At first, it felt like Disney+ was going to be the new "direct-to-video" dumping ground for films that simply weren't up to snuff. The day one cinematic offerings were Noelle, a Christmas movie that had been given a theatrical release date, and was then pulled from the schedule, and Lady & the Tramp, the newest live-action remake of an animated Disney movie, but one that wasn't quite at the same level of popularity as something like Cinderella or The Lion King.
Both of those movies were... fine, good even. However, the next two Disney+ movies released felt like they could have been movies that came out a decade or more ago, and I mean that as a compliment.
Togo tells the story of the 1925 serum run to Nome which brought diphtheria medication to the remote Alaska town. It's ultimately a "boy and his dog" story; yet, it comes with an element of those against-the-odds inspirational sports movies that Disney used to make all the time. Nothing about Togo feels cheap or only done halfway. In another era, Togo would feel right at home on the big screen.
The same goes for the newest addition to the Disney+ library, Timmy Failure: Mistakes Were Made. The new film, which will hit the service on Friday February 7, would have a hard time finding an audience on the big screen today -- or at least would have a hard time finding a window on the Disney release calendar -- but a lot of people will likely be happy Disney+ exists, because if it didn't that would mean this movie wouldn't exist at all either.
Timmy Failure is what is usually derisively referred to as a "kids movie" because the younger set is the major audience for it, but it's the sort of kids movie that anybody could enjoy. It has fun characters and smart writing. It's not going to make anybody's list of best movies of the year, but who cares? A decade ago these were the movies that you flipped past on basic cable and just let run in the background. Today, they're the movies you're going to watch a dozen times when you can't decide what else to put on.

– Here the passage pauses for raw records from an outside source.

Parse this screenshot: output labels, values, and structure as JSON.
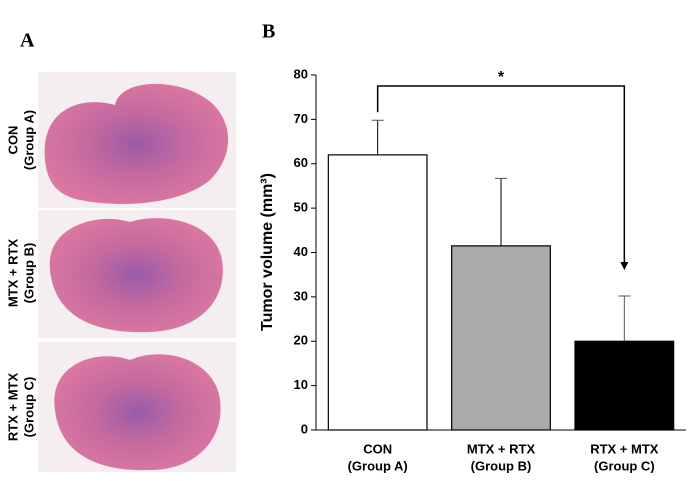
{
  "panel_labels": [
    "A",
    "B"
  ],
  "images": [
    {
      "label": [
        "CON",
        "(Group A)"
      ]
    },
    {
      "label": [
        "MTX + RTX",
        "(Group B)"
      ]
    },
    {
      "label": [
        "RTX + MTX",
        "(Group C)"
      ]
    }
  ],
  "chart_data": {
    "type": "bar",
    "y_label": "Tumor volume (mm³)",
    "categories": [
      [
        "CON",
        "(Group A)"
      ],
      [
        "MTX + RTX",
        "(Group B)"
      ],
      [
        "RTX  + MTX",
        "(Group C)"
      ]
    ],
    "values": [
      62,
      41.5,
      20
    ],
    "errors": [
      7.8,
      15.2,
      10.2
    ],
    "colors": [
      "#ffffff",
      "#aaaaaa",
      "#000000"
    ],
    "ylim": [
      0,
      80
    ],
    "yticks": [
      0,
      10,
      20,
      30,
      40,
      50,
      60,
      70,
      80
    ],
    "annotation": "*"
  }
}
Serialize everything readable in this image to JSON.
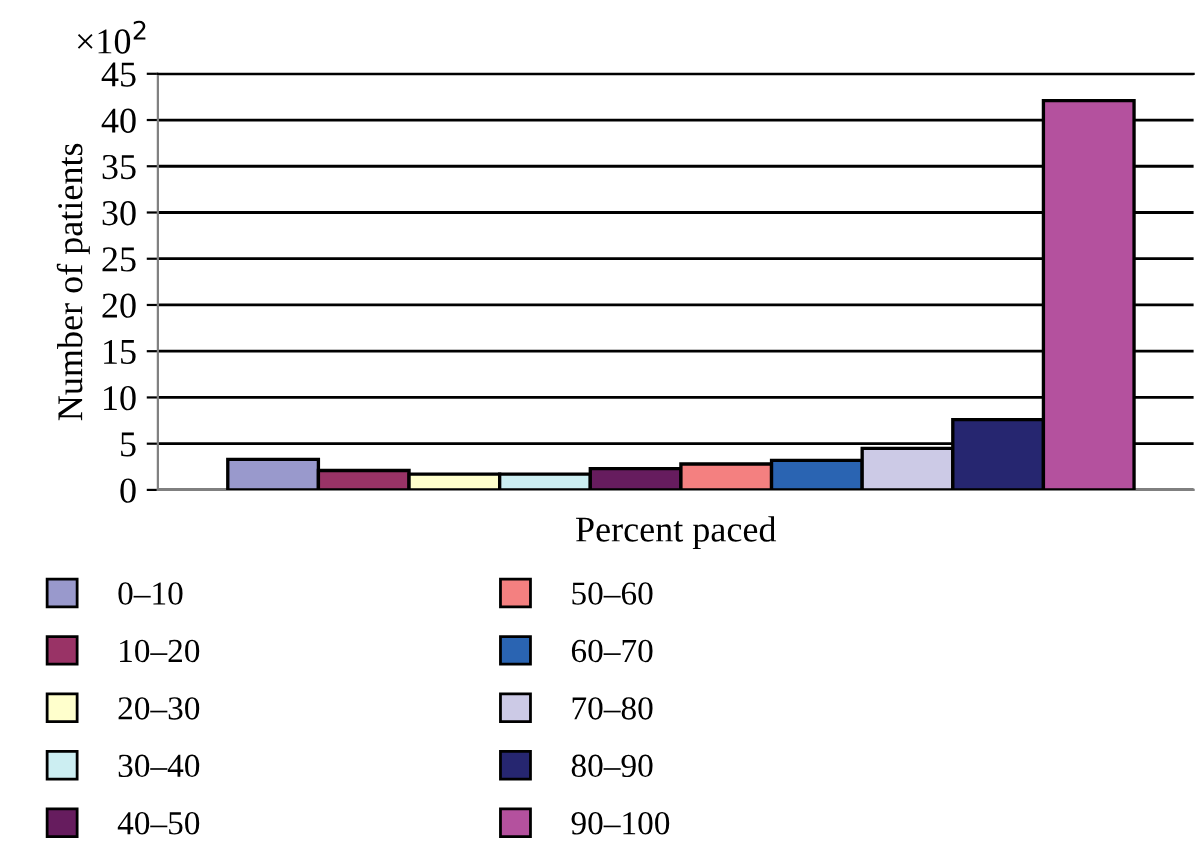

Looking ahead to the future of Disney+, continuing to release these movies that fit so comfortably into the classic Disney formula, appears to be the plan. Dolphin Reef is a documentary from Disneynature, a branch of the studio whose films used to be released in theaters, but unsurprisingly never did much business. Safety is based on a true story about a young man's battle with various personal trials as he attempts to play college football. Yeah, it's Disney+'s first "inspirational sports movie."
In some ways, it's still unfortunate that movie like Togo or Timmy Failure aren't being given theatrical releases. However you want to look at it, movies released to streaming services are always going to be viewed as second tier to theatrical releases, no matter how good they are. But in the end, it's better to have them somewhere than nowhere at all. It certainly fixes a problem with Disney's release schedule.